Lorentz Transformations

The picture below represents the relative orientation of two different coordinate systems $(S, S^{\prime})$ . $S$ is at rest (Lab Frame) and $S^{\prime}$ is moving at a velocity v to the right with respect to frame $S$.

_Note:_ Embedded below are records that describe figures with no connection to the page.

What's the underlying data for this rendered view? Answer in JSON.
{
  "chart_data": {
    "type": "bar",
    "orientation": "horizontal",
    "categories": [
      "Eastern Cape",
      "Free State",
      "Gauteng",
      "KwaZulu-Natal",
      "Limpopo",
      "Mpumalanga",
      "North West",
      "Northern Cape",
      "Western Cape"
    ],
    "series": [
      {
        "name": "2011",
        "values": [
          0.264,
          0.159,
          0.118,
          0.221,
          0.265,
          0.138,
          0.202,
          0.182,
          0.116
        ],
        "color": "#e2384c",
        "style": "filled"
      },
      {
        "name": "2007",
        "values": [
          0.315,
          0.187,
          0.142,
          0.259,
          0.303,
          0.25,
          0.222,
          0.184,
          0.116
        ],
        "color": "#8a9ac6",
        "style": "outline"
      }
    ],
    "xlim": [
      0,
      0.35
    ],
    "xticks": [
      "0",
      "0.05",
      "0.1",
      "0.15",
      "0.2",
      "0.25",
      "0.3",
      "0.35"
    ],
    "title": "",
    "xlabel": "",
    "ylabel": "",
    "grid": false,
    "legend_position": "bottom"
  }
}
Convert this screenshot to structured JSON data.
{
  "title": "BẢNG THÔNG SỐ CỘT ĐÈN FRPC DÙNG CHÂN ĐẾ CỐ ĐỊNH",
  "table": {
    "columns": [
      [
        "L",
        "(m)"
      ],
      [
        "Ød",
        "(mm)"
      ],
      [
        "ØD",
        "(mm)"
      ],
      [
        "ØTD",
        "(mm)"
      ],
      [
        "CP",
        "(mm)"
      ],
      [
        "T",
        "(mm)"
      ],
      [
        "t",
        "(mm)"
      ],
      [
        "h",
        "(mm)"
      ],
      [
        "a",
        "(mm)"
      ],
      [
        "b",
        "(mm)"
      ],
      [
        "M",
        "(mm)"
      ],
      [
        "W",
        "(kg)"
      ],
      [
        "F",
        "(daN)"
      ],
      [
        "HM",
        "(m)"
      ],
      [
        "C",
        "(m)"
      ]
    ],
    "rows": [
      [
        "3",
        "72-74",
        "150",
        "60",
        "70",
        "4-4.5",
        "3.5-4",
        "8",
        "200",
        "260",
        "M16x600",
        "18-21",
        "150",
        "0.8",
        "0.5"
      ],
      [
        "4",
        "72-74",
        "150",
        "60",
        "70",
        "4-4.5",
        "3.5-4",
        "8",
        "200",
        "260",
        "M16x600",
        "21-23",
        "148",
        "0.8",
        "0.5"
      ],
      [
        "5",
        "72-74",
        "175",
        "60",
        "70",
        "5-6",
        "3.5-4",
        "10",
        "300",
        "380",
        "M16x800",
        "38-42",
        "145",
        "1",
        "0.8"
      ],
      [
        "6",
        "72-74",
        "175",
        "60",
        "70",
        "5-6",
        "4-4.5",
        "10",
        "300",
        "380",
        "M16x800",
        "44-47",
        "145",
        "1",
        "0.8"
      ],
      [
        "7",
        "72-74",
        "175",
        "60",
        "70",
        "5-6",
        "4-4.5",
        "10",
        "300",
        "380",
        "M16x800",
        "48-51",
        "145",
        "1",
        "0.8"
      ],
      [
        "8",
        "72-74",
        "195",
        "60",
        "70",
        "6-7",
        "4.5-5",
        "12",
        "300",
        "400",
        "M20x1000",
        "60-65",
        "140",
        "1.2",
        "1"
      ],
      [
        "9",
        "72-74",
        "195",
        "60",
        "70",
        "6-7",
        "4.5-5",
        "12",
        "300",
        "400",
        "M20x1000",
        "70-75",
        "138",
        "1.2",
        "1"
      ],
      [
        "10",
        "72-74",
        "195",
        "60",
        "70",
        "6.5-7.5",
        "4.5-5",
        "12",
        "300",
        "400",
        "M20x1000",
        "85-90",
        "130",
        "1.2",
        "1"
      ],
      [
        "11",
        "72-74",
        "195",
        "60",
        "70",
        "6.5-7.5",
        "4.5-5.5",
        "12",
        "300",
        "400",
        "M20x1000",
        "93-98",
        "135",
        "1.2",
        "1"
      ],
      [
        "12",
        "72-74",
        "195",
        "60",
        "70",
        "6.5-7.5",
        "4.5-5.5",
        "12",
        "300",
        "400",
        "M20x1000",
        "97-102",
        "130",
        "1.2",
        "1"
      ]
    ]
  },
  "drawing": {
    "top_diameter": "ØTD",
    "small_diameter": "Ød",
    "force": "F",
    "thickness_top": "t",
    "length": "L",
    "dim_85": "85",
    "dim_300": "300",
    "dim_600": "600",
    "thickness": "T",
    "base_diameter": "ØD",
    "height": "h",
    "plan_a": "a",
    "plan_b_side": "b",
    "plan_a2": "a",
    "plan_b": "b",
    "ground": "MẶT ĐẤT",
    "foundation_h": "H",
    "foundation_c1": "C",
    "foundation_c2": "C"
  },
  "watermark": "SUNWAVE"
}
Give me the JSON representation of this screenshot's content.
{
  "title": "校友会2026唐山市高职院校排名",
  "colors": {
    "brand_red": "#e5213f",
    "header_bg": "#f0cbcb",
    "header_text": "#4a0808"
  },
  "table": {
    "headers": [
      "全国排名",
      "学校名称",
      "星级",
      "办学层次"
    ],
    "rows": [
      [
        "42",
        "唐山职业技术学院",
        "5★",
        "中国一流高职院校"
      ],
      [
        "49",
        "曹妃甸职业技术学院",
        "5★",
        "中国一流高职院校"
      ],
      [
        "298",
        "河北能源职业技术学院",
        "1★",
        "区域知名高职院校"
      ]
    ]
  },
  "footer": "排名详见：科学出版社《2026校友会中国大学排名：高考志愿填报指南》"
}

The relationship between the coordinate$(x,y,z,ct)$ of an object in frame $S$ to the same object described using the coordinates $(x^{\prime},y^{\prime},z^{\prime},ct^{\prime})$ in frame $S^{\prime}$ is geven by the Lorentz transformation:

$x^{\mu^{\prime}} = \sum_{\nu=0}^3 \Lambda_{\nu}^{\mu} x^{\nu}$

where

$x^0 \equiv ct$

$x^1 \equiv x$

$x^2\equiv y$

$x^3\equiv z$

$\Lambda = \left [ \begin{matrix} \gamma & -\gamma \beta & 0 & 0 \\ -\gamma \beta & \gamma &0 &0 \\ 0 &0 &1 &0 \\ 0 &0 &0 &1\end{matrix} \right ]$

$\beta = \frac{v}{c}$

$\gamma = \frac{1}{\sqrt{1 -\beta^2}}$

example

$x^{0^{\prime}} = \sum_{\nu=0}^2 \Lambda_{\nu}^0 x^{\nu} = \Lambda_0^0 x^0 + \Lambda_1^0 x^1 \Lambda_2^0 x^2 + \Lambda_3^0 x^2$

$ct^{\prime}= \gamma x^0 - \gamma \beta x^1 + 0 x^2 + 0 x^3 = \gamma ct - \gamma \beta x = \gamma(ct -\beta x)$

Or in matrix form the tranformation looks like

$\left ( \begin{matrix} ct^{\prime} \\ x^{\prime} \\ y^{\prime} \\ z^{\prime} \end{matrix} \right )= \left [ \begin{matrix} \gamma & -\gamma \beta & 0 & 0 \\ -\gamma \beta & \gamma &0 &0 \\ 0 &0 &1 &0 \\ 0 &0 &0 &1\end{matrix} \right ] \left ( \begin{matrix} ct \\ x \\ y \\ z \end{matrix} \right )$

Note

Einstein's summation convention drops the $\sum$ symbols and assumes it to exist whenever there is a repeated subscript and uperscript

ie; $x^{\mu^{\prime}} = \Lambda_{\nu}^{\mu} x^{\nu}$

in the example above the$\nu$ symbol is repeated thereby indicating a summation over $\nu$.